Many 'holdout' school districts will retire indigenous mascots, 22 years after initial request
New York's Education Department said last week, schools have two years to stop using indigenous people or imagery as mascots, or face the risk of losing state funding. The state’s former education commissioner urged schools to phase out the mascots over 20 years ago. But it was only last year the department set a penalty for noncompliance.
Now, many of the last holdouts, like the Owego Apalachin Central School District in Tioga County, say they will change their mascots. The district has long referred to its athletic teams as the Owego Apalachin Indians.
A statement from the district said a committee of students from Owego Free Academy will meet to come up with a new mascot.
The prospect of retiring the mascot has prompted staunch opposition from some in the district. Up until last week, Owego Apalachin leaders appeared to be actively seeking an exception to the rule.
The directive from the New York state Education Department allows districts to keep their indigenous themed mascots only if they receive written approval from a federally recognized tribe — but cautions that tribes can revoke their approval at any time.

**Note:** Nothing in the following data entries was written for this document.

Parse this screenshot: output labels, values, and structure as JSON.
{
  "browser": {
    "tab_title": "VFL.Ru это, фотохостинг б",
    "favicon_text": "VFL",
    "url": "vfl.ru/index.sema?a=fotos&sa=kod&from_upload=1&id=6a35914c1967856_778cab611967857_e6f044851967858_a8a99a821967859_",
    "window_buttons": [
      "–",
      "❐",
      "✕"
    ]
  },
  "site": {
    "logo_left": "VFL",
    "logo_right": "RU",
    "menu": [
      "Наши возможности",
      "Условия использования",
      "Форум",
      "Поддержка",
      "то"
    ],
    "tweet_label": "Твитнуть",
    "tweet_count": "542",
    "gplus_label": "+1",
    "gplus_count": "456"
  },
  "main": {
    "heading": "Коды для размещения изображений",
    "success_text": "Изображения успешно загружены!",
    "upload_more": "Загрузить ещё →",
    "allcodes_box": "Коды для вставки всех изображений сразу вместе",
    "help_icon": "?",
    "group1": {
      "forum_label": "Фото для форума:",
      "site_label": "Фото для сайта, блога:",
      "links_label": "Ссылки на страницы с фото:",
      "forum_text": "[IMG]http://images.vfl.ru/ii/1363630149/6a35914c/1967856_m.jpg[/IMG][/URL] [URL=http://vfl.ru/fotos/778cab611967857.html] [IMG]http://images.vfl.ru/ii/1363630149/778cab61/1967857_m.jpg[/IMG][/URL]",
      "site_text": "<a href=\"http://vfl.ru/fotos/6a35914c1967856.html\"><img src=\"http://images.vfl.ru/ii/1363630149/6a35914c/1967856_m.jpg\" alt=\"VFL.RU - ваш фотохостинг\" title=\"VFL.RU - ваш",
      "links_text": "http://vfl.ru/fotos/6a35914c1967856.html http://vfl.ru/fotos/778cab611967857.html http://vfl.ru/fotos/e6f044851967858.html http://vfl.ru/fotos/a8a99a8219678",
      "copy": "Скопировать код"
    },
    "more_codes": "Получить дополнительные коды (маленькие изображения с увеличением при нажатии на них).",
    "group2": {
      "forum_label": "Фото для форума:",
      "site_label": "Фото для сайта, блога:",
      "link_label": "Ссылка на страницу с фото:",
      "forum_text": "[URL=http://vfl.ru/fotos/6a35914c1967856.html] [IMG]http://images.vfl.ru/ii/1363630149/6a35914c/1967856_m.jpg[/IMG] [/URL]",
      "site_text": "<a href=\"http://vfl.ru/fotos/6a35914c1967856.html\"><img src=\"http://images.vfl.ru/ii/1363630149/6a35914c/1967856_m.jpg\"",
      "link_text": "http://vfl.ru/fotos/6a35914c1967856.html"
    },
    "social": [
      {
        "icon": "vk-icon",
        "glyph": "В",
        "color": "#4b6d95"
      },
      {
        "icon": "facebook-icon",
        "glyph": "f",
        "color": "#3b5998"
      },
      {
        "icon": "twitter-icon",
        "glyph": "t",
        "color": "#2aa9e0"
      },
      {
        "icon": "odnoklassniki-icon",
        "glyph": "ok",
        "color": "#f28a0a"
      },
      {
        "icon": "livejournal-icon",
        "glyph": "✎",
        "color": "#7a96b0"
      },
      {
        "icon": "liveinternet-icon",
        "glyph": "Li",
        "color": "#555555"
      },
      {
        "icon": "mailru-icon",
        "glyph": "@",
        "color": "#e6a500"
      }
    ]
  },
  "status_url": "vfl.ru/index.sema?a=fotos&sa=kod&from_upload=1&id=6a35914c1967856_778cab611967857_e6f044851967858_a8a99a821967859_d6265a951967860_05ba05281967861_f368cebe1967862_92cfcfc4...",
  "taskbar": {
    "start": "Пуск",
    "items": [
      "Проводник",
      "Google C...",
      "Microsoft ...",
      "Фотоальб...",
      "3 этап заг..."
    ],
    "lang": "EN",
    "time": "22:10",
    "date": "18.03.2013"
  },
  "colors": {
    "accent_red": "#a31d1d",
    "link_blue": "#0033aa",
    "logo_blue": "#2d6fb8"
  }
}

Owego Apalachin sent requests to five tribal groups asking for permission to continue using the mascot. Only one — the Cayuga Nation — appears to have responded. The answer was a resounding no.
In a strongly worded letter, the Nation's federally recognized leader, Clint Halftown, said Owego Apalachin should "take the opportunity to correct the racial insensitivities of the past and move to a new mascot."
Local indigenous nations have largely denied similar requests, like one from the Watkins Glen Central School District, which refers to its student athletes as the Senecas.
Some districts, like Candor Central in Tioga County and Groton Central in Tompkins County, announced plans to retire their mascots well ahead of last week's announcement. Candor recently announced a committee of students, teachers and community members had selected a new moniker for the district's athletic teams — the Candor Coyote.
There are at least nine districts across the Southern Tier and Finger Lakes that will be affected by the new rule. So far, all but one — Bradford Central School District in Steuben County — have announced they would retire their mascots.
Bradford Central School District did not respond to a request for comment, but minutes from a February school board meeting show the district's board of education agreed it would "adopt formal language" regarding its "Braves" mascot, sometime before the end of the school year. Currently, a logo depicting an indigenous man features prominently on the district's website.